While fairness may be desirable, limitations on government power at all levels is more so. Let the Amish and others live at peace with society in general, if they desire to live peaceably.
Personally, I favor limited gov't and cast my vote based on that. Now if we could only find a way to convince the GOP to return to that belief, things might look better. The GOP squandered an almost 10 year chance to reduce spending and the size of gov't but they went lock-step in line with the Dems. They are really going to have to work to convince me to trust their arrogant behavior again.
I had the same thought as I was reading the article.
The Amish find difficulties in dealing with the government because they try to deal with it honestly and without joining it.
I had the same thought as I was reading the article.

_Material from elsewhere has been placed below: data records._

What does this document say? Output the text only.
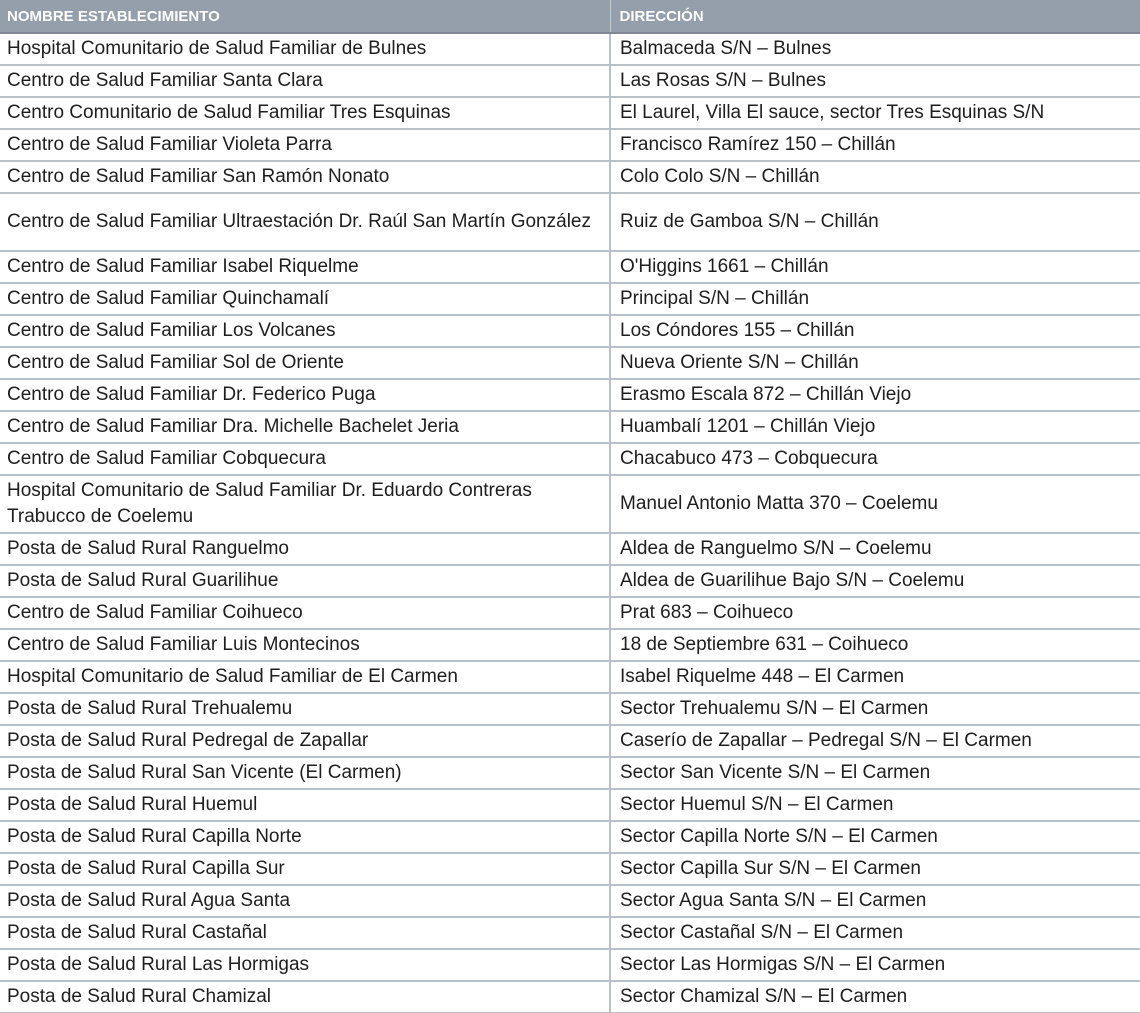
NOMBRE ESTABLECIMIENTO	DIRECCIÓN
Hospital Comunitario de Salud Familiar de Bulnes	Balmaceda S/N – Bulnes
Centro de Salud Familiar Santa Clara	Las Rosas S/N – Bulnes
Centro Comunitario de Salud Familiar Tres Esquinas	El Laurel, Villa El sauce, sector Tres Esquinas S/N
Centro de Salud Familiar Violeta Parra	Francisco Ramírez 150 – Chillán
Centro de Salud Familiar San Ramón Nonato	Colo Colo S/N – Chillán
Centro de Salud Familiar Ultraestación Dr. Raúl San Martín González	Ruiz de Gamboa S/N – Chillán
Centro de Salud Familiar Isabel Riquelme	O'Higgins 1661 – Chillán
Centro de Salud Familiar Quinchamalí	Principal S/N – Chillán
Centro de Salud Familiar Los Volcanes	Los Cóndores 155 – Chillán
Centro de Salud Familiar Sol de Oriente	Nueva Oriente S/N – Chillán
Centro de Salud Familiar Dr. Federico Puga	Erasmo Escala 872 – Chillán Viejo
Centro de Salud Familiar Dra. Michelle Bachelet Jeria	Huambalí 1201 – Chillán Viejo
Centro de Salud Familiar Cobquecura	Chacabuco 473 – Cobquecura
Hospital Comunitario de Salud Familiar Dr. Eduardo Contreras Trabucco de Coelemu	Manuel Antonio Matta 370 – Coelemu
Posta de Salud Rural Ranguelmo	Aldea de Ranguelmo S/N – Coelemu
Posta de Salud Rural Guarilihue	Aldea de Guarilihue Bajo S/N – Coelemu
Centro de Salud Familiar Coihueco	Prat 683 – Coihueco
Centro de Salud Familiar Luis Montecinos	18 de Septiembre 631 – Coihueco
Hospital Comunitario de Salud Familiar de El Carmen	Isabel Riquelme 448 – El Carmen
Posta de Salud Rural Trehualemu	Sector Trehualemu S/N – El Carmen
Posta de Salud Rural Pedregal de Zapallar	Caserío de Zapallar – Pedregal S/N – El Carmen
Posta de Salud Rural San Vicente (El Carmen)	Sector San Vicente S/N – El Carmen
Posta de Salud Rural Huemul	Sector Huemul S/N – El Carmen
Posta de Salud Rural Capilla Norte	Sector Capilla Norte S/N – El Carmen
Posta de Salud Rural Capilla Sur	Sector Capilla Sur S/N – El Carmen
Posta de Salud Rural Agua Santa	Sector Agua Santa S/N – El Carmen
Posta de Salud Rural Castañal	Sector Castañal S/N – El Carmen
Posta de Salud Rural Las Hormigas	Sector Las Hormigas S/N – El Carmen
Posta de Salud Rural Chamizal	Sector Chamizal S/N – El Carmen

The Amish find difficulties in dealing with the government because they try to deal with it honestly and without joining it.

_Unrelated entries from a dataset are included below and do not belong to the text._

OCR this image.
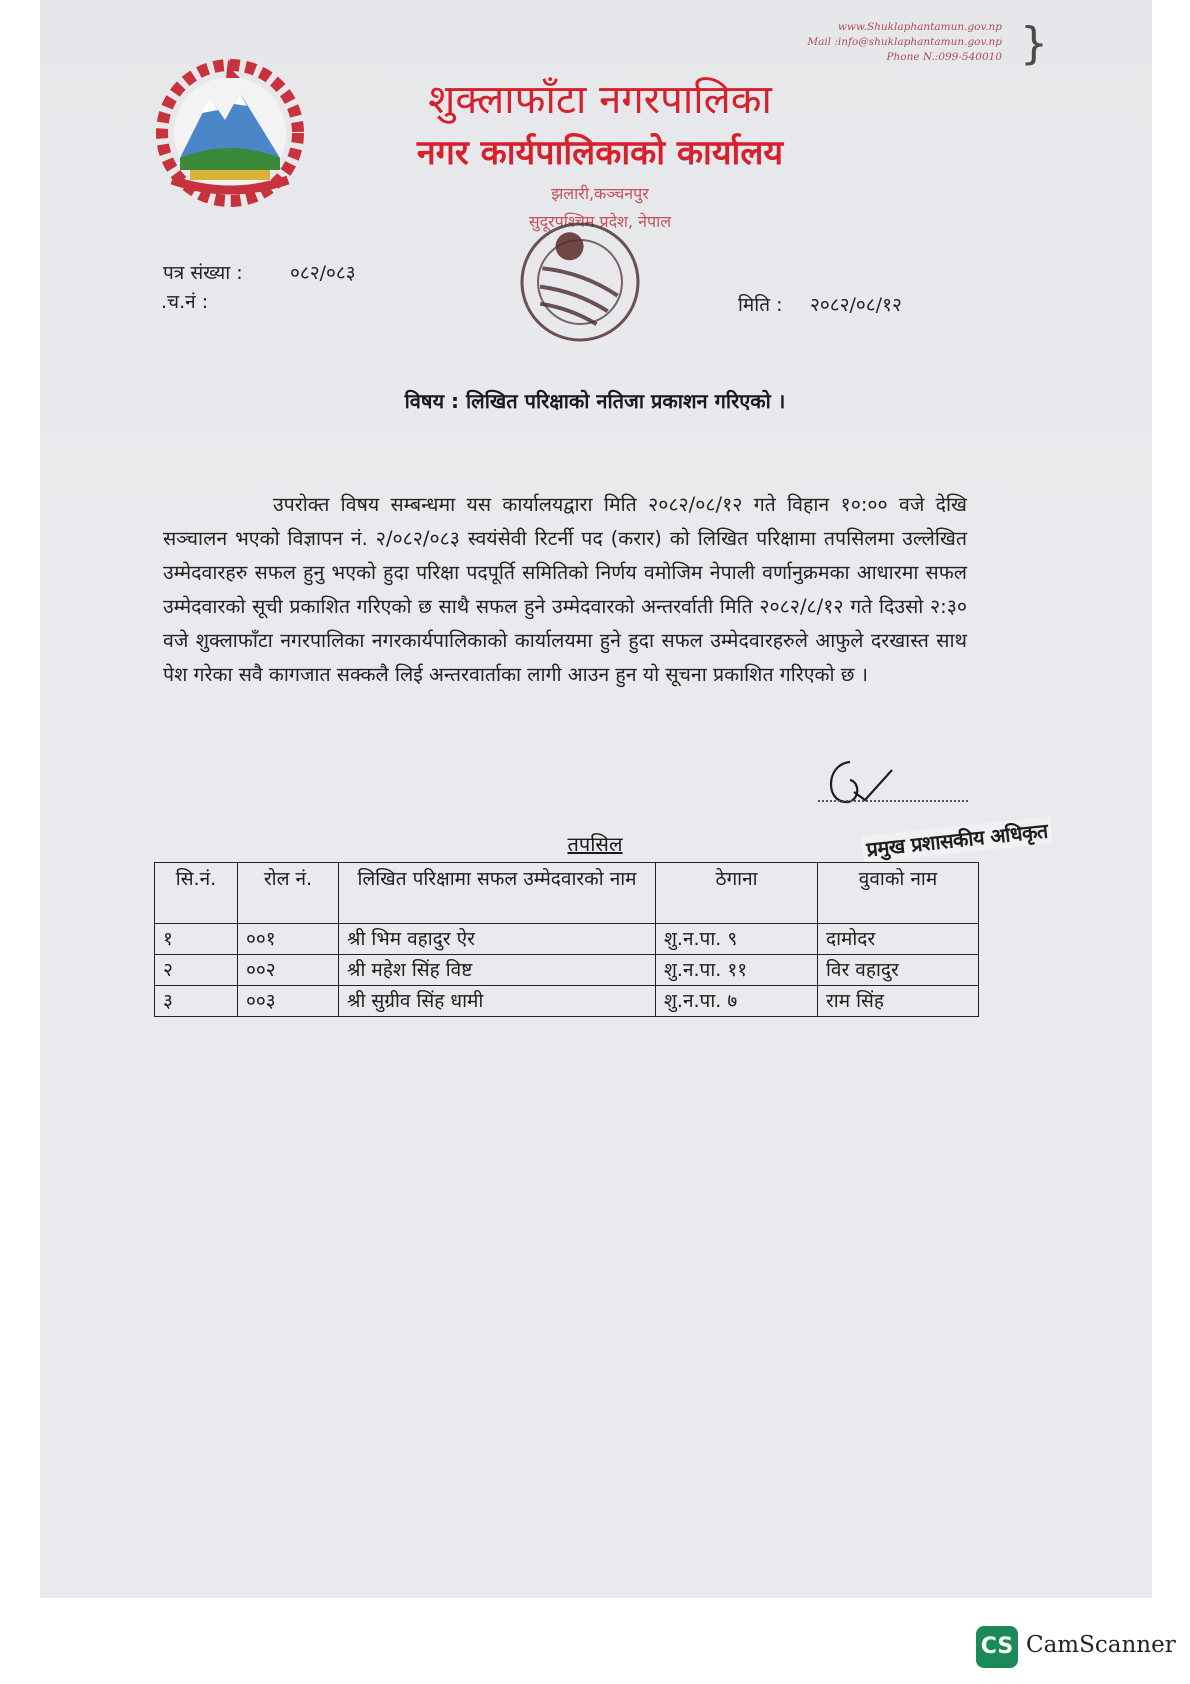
www.Shuklaphantamun.gov.np
Mail :info@shuklaphantamun.gov.np
Phone N.:099-540010 }
शुक्लाफाँटा नगरपालिका
नगर कार्यपालिकाको कार्यालय
झलारी,कञ्चनपुर
सुदूरपश्चिम प्रदेश, नेपाल
पत्र संख्या : ०८२/०८३
.च.नं :	मिति : २०८२/०८/१२
विषय : लिखित परिक्षाको नतिजा प्रकाशन गरिएको ।
उपरोक्त विषय सम्बन्धमा यस कार्यालयद्वारा मिति २०८२/०८/१२ गते विहान १०:०० वजे देखि सञ्चालन भएको विज्ञापन नं. २/०८२/०८३ स्वयंसेवी रिटर्नी पद (करार) को लिखित परिक्षामा तपसिलमा उल्लेखित उम्मेदवारहरु सफल हुनु भएको हुदा परिक्षा पदपूर्ति समितिको निर्णय वमोजिम नेपाली वर्णानुक्रमका आधारमा सफल उम्मेदवारको सूची प्रकाशित गरिएको छ साथै सफल हुने उम्मेदवारको अन्तरर्वाती मिति २०८२/८/१२ गते दिउसो २:३० वजे शुक्लाफाँटा नगरपालिका नगरकार्यपालिकाको कार्यालयमा हुने हुदा सफल उम्मेदवारहरुले आफुले दरखास्त साथ पेश गरेका सवै कागजात सक्कलै लिई अन्तरवार्ताका लागी आउन हुन यो सूचना प्रकाशित गरिएको छ ।
प्रमुख प्रशासकीय अधिकृत
तपसिल
सि.नं.	रोल नं.	लिखित परिक्षामा सफल उम्मेदवारको नाम	ठेगाना	वुवाको नाम
१	००१	श्री भिम वहादुर ऐर	शु.न.पा. ९	दामोदर
२	००२	श्री महेश सिंह विष्ट	शु.न.पा. ११	विर वहादुर
३	००३	श्री सुग्रीव सिंह धामी	शु.न.पा. ७	राम सिंह
CS CamScanner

This is most certainly true. In fact, I recognized the name of Jacob Gingerich because my father has had business dealings with him. Even called up to WI to make sure...
Is there a justification for this requirement beyond simply protecting a hunter from his own stupidity?

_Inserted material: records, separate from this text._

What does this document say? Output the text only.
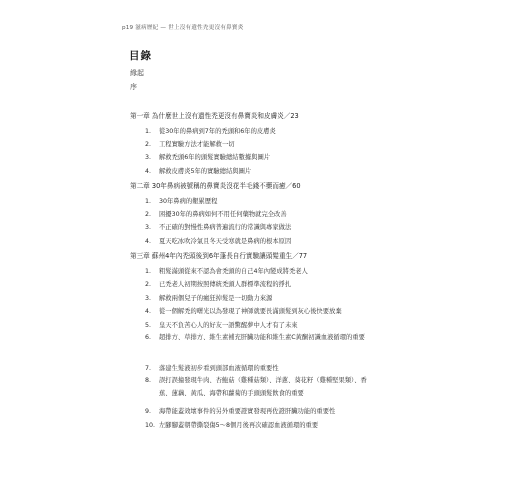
p19 滋病歷紀 — 世上沒有遺性禿更沒有鼻寶炎
目錄
緣起
序
第一章 為什麼世上沒有遺性禿更沒有鼻寶炎和皮膚炎／23
1. 從30年的鼻病到7年的禿頭和6年的皮膚炎
2. 工程實驗方法才能解救一切
3. 解救禿頭6年的頭髮實驗總結數據與圖片
4. 解救皮膚炎5年的實驗總結與圖片
第二章 30年鼻病被號稱的鼻寶炎沒花半毛錢不藥而癒／60
1. 30年鼻病的艱累歷程
2. 困擾30年的鼻病如何不用任何藥物就完全改善
3. 不正確的對慢性鼻病普遍流行的常識與專家做法
4. 夏天吃冰吹冷氣且冬天受寒就是鼻病的根本原因
第三章 蘇州4年內禿頭後到6年蓬長自行實驗讓頭髮重生／77
1. 粗髮滿頭從來不認為會禿頭的自己4年內變成將禿老人
2. 已禿老人初期按照傳統禿頭人群標準流程的掙扎
3. 解救兩個兒子的瘋狂掉髮是一切動力來源
4. 從一個解禿的曙光以為發現了神師就要長滿頭髮到灰心後快要放棄
5. 皇天不負苦心人的好友一語驚醒夢中人才有了未來
6. 超排方、草排方、維生素補充肝臟功能和維生素C黃酮初識血液循環的重要
7. 落建生髮液初步看到頭部血液循環的重要性
8. 誤打誤撞發現牛肉、杏鮑菇（雞種菇類）、洋蔥、葵花籽（雞種堅果類）、香蕉、蓮藕、黃瓜、海帶和蘿蔔的手頭頭髮飲食的重要
9. 海帶能蓋效壞事件的另外重要證實發現再佐證肝臟功能的重要性
10. 左腳腳蓋朝帶撕裂傷5～8個月後再次確認血液循環的重要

I don't know very much about hunting, but it seems as if the requirement is on par with seat belt laws, helmet laws, and other kinds of nanny-state regulation.
Running around through the woods in dark clothing, while other people are looking to shoot a deer, is a *very* stupid idea. But if someone wants to be exposed to that risk (or hang around someone that does), what business is it of the state to tell them they can't?
Seems like religion is irrelevant in this situation.
Got it, was just looking for a picture of “Big Dick”, with all due respect. Thanks for the funny pick-up.
Whether or not your relatives up there in copper country like them or not, Wisconsin has a history of intolerace for groups that refuse to conform.
Kind of a Prussian sort of thing. In fact, the ol'boys that opened up the greater part of the state to agricultural development were Junkers who actually relocated their estates with thier Polish peasantry to America.
The Amish and the Mennonites didn't get along with those folks in Germany, and they weren't any happier with them here.
Like I said Upper Midwest laws that affect Amish behavior in particular leave the Amish with a choice ~ their money or their comfort ~ that is, pay more for the same acreage in Indiana and be left alone to be nutcases, or pay less in the Upper Midwest and be targeted (except by the locals who all think they are great folks but who fail to go out and campaign to elect folks to office who think so).
Otherwise if the Amish want to take turns taking potshots at each other, frankly I don't care, but they do have a moral obligation to not let their neighbors err
I think there's something about that in most of their "ordenen" right there at the beginning, but my Plattdeutsch isn't all that good, so maybe it's not really there, but it should be.
True! :)
That makes sense, but if the concern is for the "shooters", why not just pass a law relieving them of liability if their victim wasn't wearing a vest?